4.Governing Law. All matters arising out of, or relating to, this Retention Program and any Award Agreement, including but not limited to its validity, interpretation, construction, performance and enforcement shall be governed by the laws of the State of Florida, determined without regard to its conflicts of law principles. Except as prohibited by law, any party bringing a legal action or proceeding against any other party arising out of or relating to this Retention Program and any Award Agreement hereunder may only bring the legal action or proceeding in the state or U.S. federal courts located in Miami Florida, and no other venue.
5.Miscellaneous.
(a)Entire Agreement. This Retention Program and any Award Agreement delivered hereunder with a Participant is intended to set forth the entire understanding of the Company and its subsidiaries regarding the payment of the Retention Bonus to any Participant, and supersedes all prior agreements and communications, whether oral or written, between you and the Company or its subsidiaries with respect thereto. The Company acknowledges that the grant of a Retention Bonus under this Retention Program does not alter that a Participant will remain eligible for all other compensation, bonuses and employee benefits of any kind for which all of its employees in similar roles are eligible or for which you and the Company might have separately agreed in writing except as set forth in the Award Agreement with respect to severance.

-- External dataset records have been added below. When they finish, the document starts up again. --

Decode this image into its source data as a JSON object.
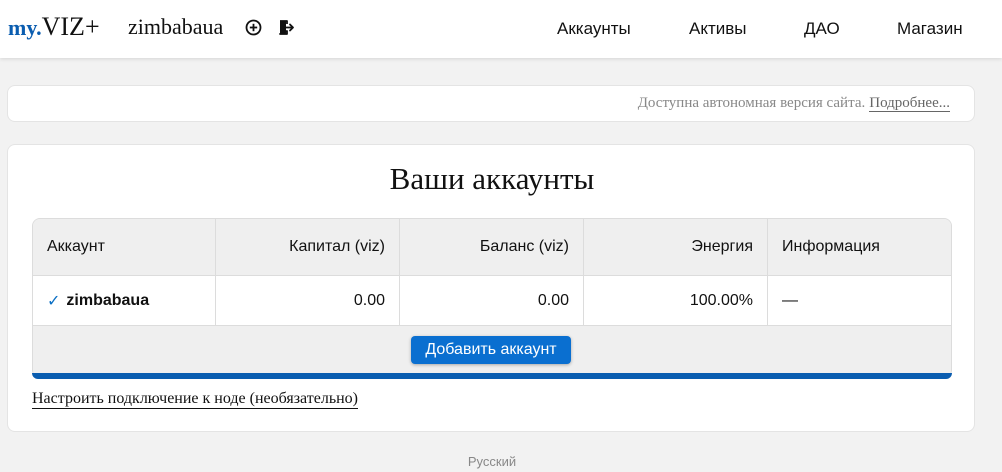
{
  "header": {
    "logo_my": "my.",
    "logo_viz": "VIZ+",
    "username": "zimbabaua",
    "icons": [
      "add-circle-icon",
      "logout-icon"
    ],
    "nav": [
      "Аккаунты",
      "Активы",
      "ДАО",
      "Магазин"
    ]
  },
  "notice": {
    "text": "Доступна автономная версия сайта.",
    "link": "Подробнее..."
  },
  "accounts": {
    "title": "Ваши аккаунты",
    "columns": [
      "Аккаунт",
      "Капитал (viz)",
      "Баланс (viz)",
      "Энергия",
      "Информация"
    ],
    "rows": [
      {
        "check_icon": "checkmark-icon",
        "account": "zimbabaua",
        "capital": "0.00",
        "balance": "0.00",
        "energy": "100.00%",
        "info": "—"
      }
    ],
    "add_button": "Добавить аккаунт",
    "node_link": "Настроить подключение к ноде (необязательно)"
  },
  "footer": {
    "language": "Русский"
  },
  "colors": {
    "accent": "#0a6fd0",
    "brand": "#0a5db0",
    "background": "#f2f2f2"
  }
}
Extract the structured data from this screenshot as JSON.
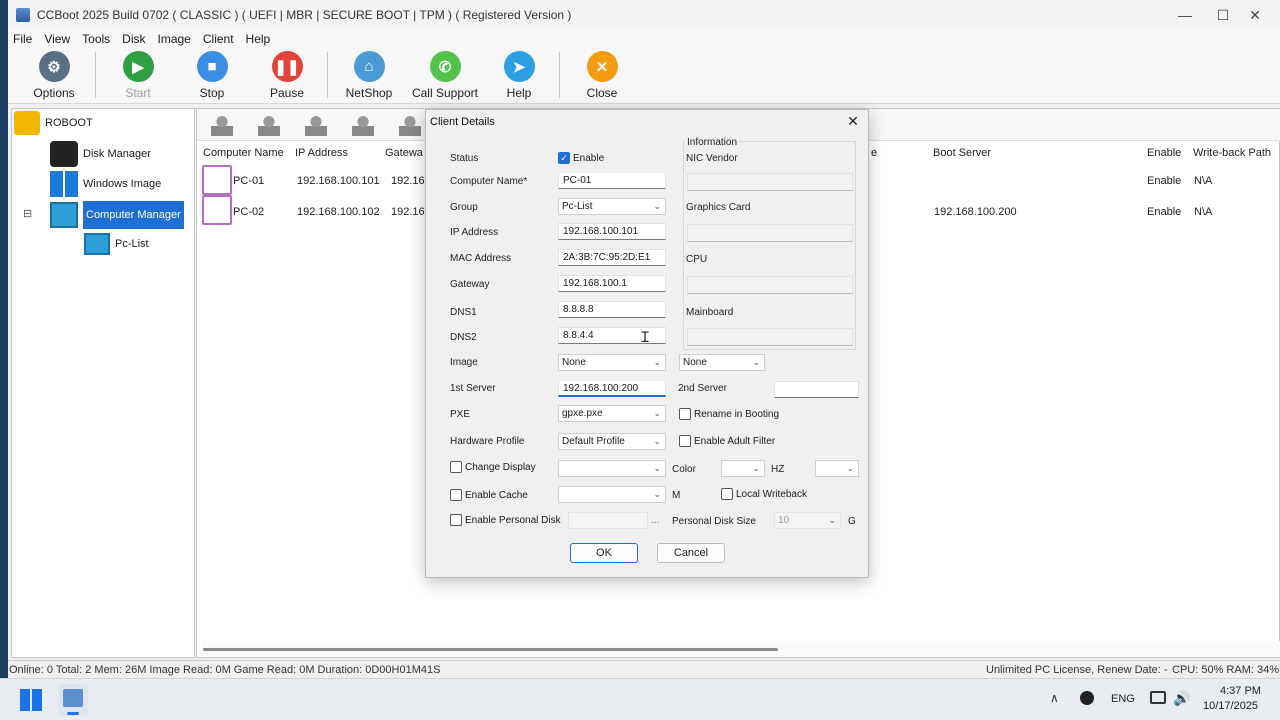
{
  "app": {
    "title": "CCBoot 2025 Build 0702 ( CLASSIC ) ( UEFI | MBR | SECURE BOOT | TPM ) ( Registered Version )",
    "minimize": "—",
    "maximize": "☐",
    "close": "✕"
  },
  "menu": [
    "File",
    "View",
    "Tools",
    "Disk",
    "Image",
    "Client",
    "Help"
  ],
  "toolbar": {
    "options": "Options",
    "start": "Start",
    "stop": "Stop",
    "pause": "Pause",
    "netshop": "NetShop",
    "call_support": "Call Support",
    "help": "Help",
    "close": "Close"
  },
  "tree": {
    "root": "ROBOOT",
    "disk_manager": "Disk Manager",
    "windows_image": "Windows Image",
    "computer_manager": "Computer Manager",
    "expander": "⊟",
    "pc_list": "Pc-List"
  },
  "table": {
    "columns": {
      "computer_name": "Computer Name",
      "ip_address": "IP Address",
      "gateway": "Gatewa",
      "partial": "e",
      "boot_server": "Boot Server",
      "enable": "Enable",
      "writeback_path": "Write-back Path"
    },
    "rows": [
      {
        "name": "PC-01",
        "ip": "192.168.100.101",
        "gateway": "192.168",
        "boot_server": "",
        "enable": "Enable",
        "writeback": "N\\A"
      },
      {
        "name": "PC-02",
        "ip": "192.168.100.102",
        "gateway": "192.168",
        "boot_server": "192.168.100.200",
        "enable": "Enable",
        "writeback": "N\\A"
      }
    ]
  },
  "dialog": {
    "title": "Client Details",
    "close": "✕",
    "labels": {
      "status": "Status",
      "computer_name": "Computer Name*",
      "group": "Group",
      "ip_address": "IP Address",
      "mac_address": "MAC Address",
      "gateway": "Gateway",
      "dns1": "DNS1",
      "dns2": "DNS2",
      "image": "Image",
      "first_server": "1st Server",
      "second_server": "2nd Server",
      "pxe": "PXE",
      "hardware_profile": "Hardware Profile",
      "color": "Color",
      "hz": "HZ",
      "m": "M",
      "personal_disk_size": "Personal Disk Size",
      "g": "G"
    },
    "values": {
      "enable": "Enable",
      "computer_name": "PC-01",
      "group": "Pc-List",
      "ip_address": "192.168.100.101",
      "mac_address": "2A:3B:7C:95:2D:E1",
      "gateway": "192.168.100.1",
      "dns1": "8.8.8.8",
      "dns2": "8.8.4.4",
      "image": "None",
      "image2": "None",
      "first_server": "192.168.100.200",
      "second_server": "",
      "pxe": "gpxe.pxe",
      "hardware_profile": "Default Profile",
      "change_display_value": "",
      "color_value": "",
      "hz_value": "",
      "cache_value": "",
      "personal_disk_path": "",
      "personal_disk_browse": "...",
      "personal_disk_size": "10"
    },
    "checkboxes": {
      "rename_in_booting": "Rename in Booting",
      "enable_adult_filter": "Enable Adult Filter",
      "change_display": "Change Display",
      "enable_cache": "Enable Cache",
      "local_writeback": "Local Writeback",
      "enable_personal_disk": "Enable Personal Disk"
    },
    "information": {
      "heading": "Information",
      "nic_vendor": "NIC Vendor",
      "graphics_card": "Graphics Card",
      "cpu": "CPU",
      "mainboard": "Mainboard"
    },
    "ok": "OK",
    "cancel": "Cancel"
  },
  "statusbar": {
    "left": "Online: 0 Total: 2 Mem: 26M Image Read: 0M Game Read: 0M Duration: 0D00H01M41S",
    "license": "Unlimited PC License, Renew Date: -",
    "usage": "CPU: 50% RAM: 34%"
  },
  "taskbar": {
    "lang": "ENG",
    "time": "4:37 PM",
    "date": "10/17/2025",
    "chevron": "∧"
  },
  "colors": {
    "accent": "#1e6fd4",
    "start_green": "#2ea043",
    "stop_blue": "#3a8ee6",
    "pause_red": "#e04438",
    "netshop_blue": "#4a9ad8",
    "support_green": "#54c24a",
    "help_blue": "#2d9fe0",
    "close_orange": "#f39c12"
  }
}
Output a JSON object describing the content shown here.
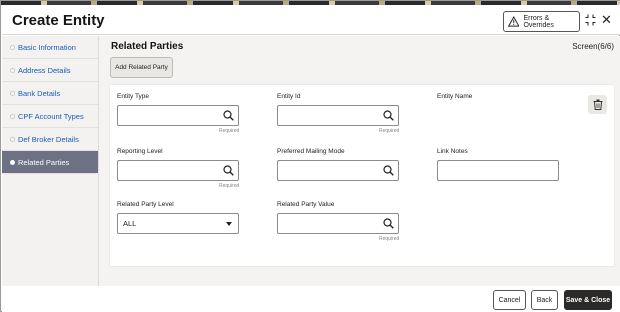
{
  "header": {
    "title": "Create Entity",
    "errors_label": "Errors & Overrides"
  },
  "sidebar": {
    "items": [
      {
        "label": "Basic Information"
      },
      {
        "label": "Address Details"
      },
      {
        "label": "Bank Details"
      },
      {
        "label": "CPF Account Types"
      },
      {
        "label": "Def Broker Details"
      },
      {
        "label": "Related Parties"
      }
    ]
  },
  "main": {
    "section_title": "Related Parties",
    "screen_counter": "Screen(6/6)",
    "add_button": "Add Related Party",
    "fields": {
      "entity_type": {
        "label": "Entity Type",
        "value": "",
        "required": "Required"
      },
      "entity_id": {
        "label": "Entity Id",
        "value": "",
        "required": "Required"
      },
      "entity_name": {
        "label": "Entity Name"
      },
      "reporting_level": {
        "label": "Reporting Level",
        "value": "",
        "required": "Required"
      },
      "preferred_mailing_mode": {
        "label": "Preferred Mailing Mode",
        "value": ""
      },
      "link_notes": {
        "label": "Link Notes",
        "value": ""
      },
      "related_party_level": {
        "label": "Related Party Level",
        "value": "ALL"
      },
      "related_party_value": {
        "label": "Related Party Value",
        "value": "",
        "required": "Required"
      }
    }
  },
  "footer": {
    "cancel": "Cancel",
    "back": "Back",
    "save_close": "Save & Close"
  },
  "colors": {
    "active_sidebar": "#6e7083",
    "link_blue": "#1b5bb5",
    "primary_button": "#2b2a28"
  }
}
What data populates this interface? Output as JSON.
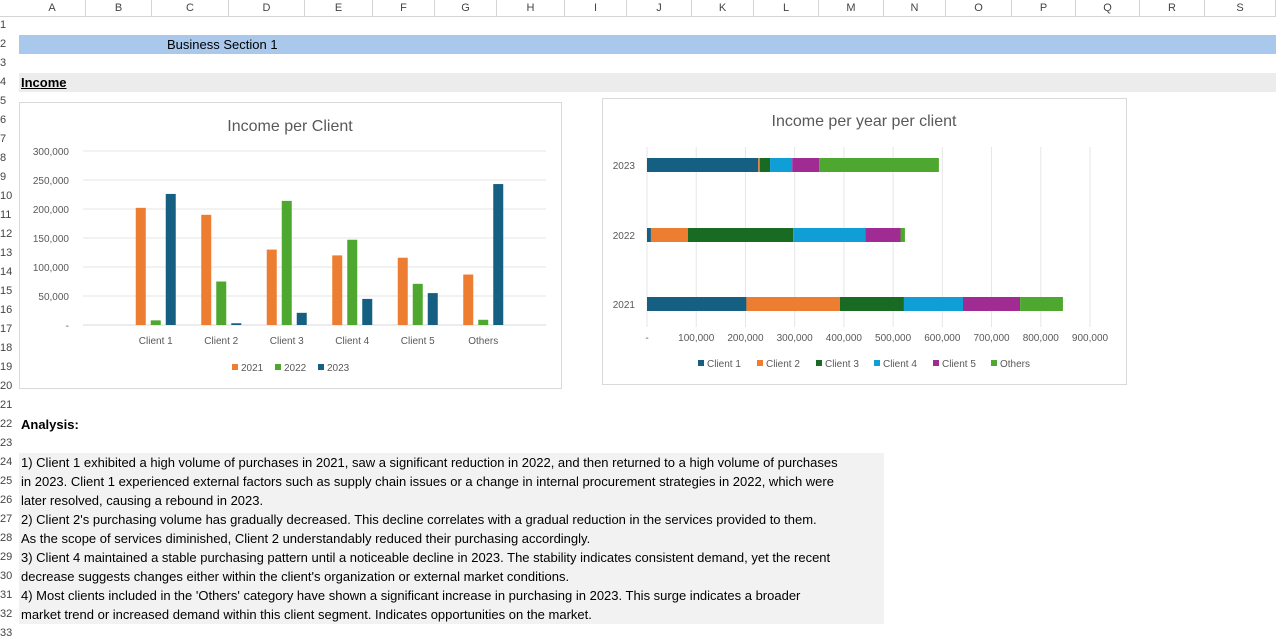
{
  "columns": [
    "A",
    "B",
    "C",
    "D",
    "E",
    "F",
    "G",
    "H",
    "I",
    "J",
    "K",
    "L",
    "M",
    "N",
    "O",
    "P",
    "Q",
    "R",
    "S"
  ],
  "rows": [
    "1",
    "2",
    "3",
    "4",
    "5",
    "6",
    "7",
    "8",
    "9",
    "10",
    "11",
    "12",
    "13",
    "14",
    "15",
    "16",
    "17",
    "18",
    "19",
    "20",
    "21",
    "22",
    "23",
    "24",
    "25",
    "26",
    "27",
    "28",
    "29",
    "30",
    "31",
    "32",
    "33"
  ],
  "sheet": {
    "section_title": "Business Section 1",
    "income_heading": "Income",
    "analysis_heading": "Analysis:",
    "analysis_lines": [
      "1) Client 1 exhibited a high volume of purchases in 2021, saw a significant reduction in 2022, and then returned to a high volume of purchases",
      "in 2023. Client 1 experienced external factors such as supply chain issues or a change in internal procurement strategies in 2022, which were",
      "later resolved, causing a rebound in 2023.",
      "2) Client 2's purchasing volume has gradually decreased. This decline correlates with a gradual reduction in the services provided to them.",
      "As the scope of services diminished, Client 2 understandably reduced their purchasing accordingly.",
      "3) Client 4 maintained a stable purchasing pattern until a noticeable decline in 2023. The stability indicates consistent demand, yet the recent",
      "decrease suggests changes either within the client's organization or external market conditions.",
      "4) Most clients included in the 'Others' category have shown a significant increase in purchasing in 2023. This surge indicates a broader",
      "market trend or increased demand within this client segment. Indicates opportunities on the market."
    ]
  },
  "chart_data": [
    {
      "type": "bar",
      "title": "Income per Client",
      "categories": [
        "Client 1",
        "Client 2",
        "Client 3",
        "Client 4",
        "Client 5",
        "Others"
      ],
      "series": [
        {
          "name": "2021",
          "color": "#ed7d31",
          "values": [
            202000,
            190000,
            130000,
            120000,
            116000,
            87000
          ]
        },
        {
          "name": "2022",
          "color": "#4ea72e",
          "values": [
            8000,
            75000,
            214000,
            147000,
            71000,
            9000
          ]
        },
        {
          "name": "2023",
          "color": "#156082",
          "values": [
            226000,
            3000,
            21000,
            45000,
            55000,
            243000
          ]
        }
      ],
      "ylim": [
        0,
        300000
      ],
      "yticks": [
        "300,000",
        "250,000",
        "200,000",
        "150,000",
        "100,000",
        "50,000",
        "-"
      ],
      "grid": true,
      "legend": "bottom"
    },
    {
      "type": "bar",
      "orientation": "horizontal",
      "stacked": true,
      "title": "Income per year per client",
      "categories": [
        "2023",
        "2022",
        "2021"
      ],
      "series": [
        {
          "name": "Client 1",
          "color": "#156082",
          "values": [
            226000,
            8000,
            202000
          ]
        },
        {
          "name": "Client 2",
          "color": "#ed7d31",
          "values": [
            3000,
            75000,
            190000
          ]
        },
        {
          "name": "Client 3",
          "color": "#196b24",
          "values": [
            21000,
            214000,
            130000
          ]
        },
        {
          "name": "Client 4",
          "color": "#0f9ed5",
          "values": [
            45000,
            147000,
            120000
          ]
        },
        {
          "name": "Client 5",
          "color": "#a02b93",
          "values": [
            55000,
            71000,
            116000
          ]
        },
        {
          "name": "Others",
          "color": "#4ea72e",
          "values": [
            243000,
            9000,
            87000
          ]
        }
      ],
      "xlim": [
        0,
        900000
      ],
      "xticks": [
        "-",
        "100,000",
        "200,000",
        "300,000",
        "400,000",
        "500,000",
        "600,000",
        "700,000",
        "800,000",
        "900,000"
      ],
      "grid": true,
      "legend": "bottom"
    }
  ]
}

(b)Modification; Nonexclusive Remedies. This Retention Program may not be modified other than by action of the Committee with the written consent of Parent, and no action of the Committee may reduce amounts payable to a Participant under Exhibit A in respect of which a Participant has timely executed and returned an Award Agreement, or otherwise adversely affect the rights of the Participant thereunder, without the written consent of the Participant.
(c)Waiver. Except as provided herein, the waiver by any party of another party’s prompt and complete performance, or breach or violation, of any provision of this Retention Program shall not operate nor be construed as a waiver of any subsequent breach or violation, and the failure by any party hereto to exercise any right or remedy which it may possess hereunder shall not operate nor be construed as a bar to the exercise of such right or remedy by



such party upon the occurrence of any subsequent breach or violation. No waiver will be effective unless it is expressly set forth in a written instrument executed by the waiving party and any such waiver will have no effect except in the specific instance in which it is given.
(d)No Employment Contract; No Rights if Merger Agreement is Not Executed. THIS RETENTION PROGRAM AND ANY AWARD LETTER DELIVERED HEREUNDER DOES NOT CONSTITUTE A CONTRACT OF EMPLOYMENT WITH ANY PARTICIPANT AND WILL NOT CHANGE ANY PARTICIPANT’S EMPLOYMENT WITH THE COMPANY OR ANY COVERED PARTY AS AT WILL, IF APPLICABLE, AND DOES NOT IMPLY THAT A PARTICIPANT’S EMPLOYMENT WILL CONTINUE FOR ANY PERIOD OF TIME. IF THE MERGER AGREEMENT IS NOT EXECUTED, THIS RETENTION PROGRAM SHALL NOT BE EFFECTIVE AND NO INDIVIDUAL WILL BE A PARTICIPANT HEREUNDER OR HAVE A RIGHT TO THE CONSIDERATION DESCRIBED IN SECTION 1.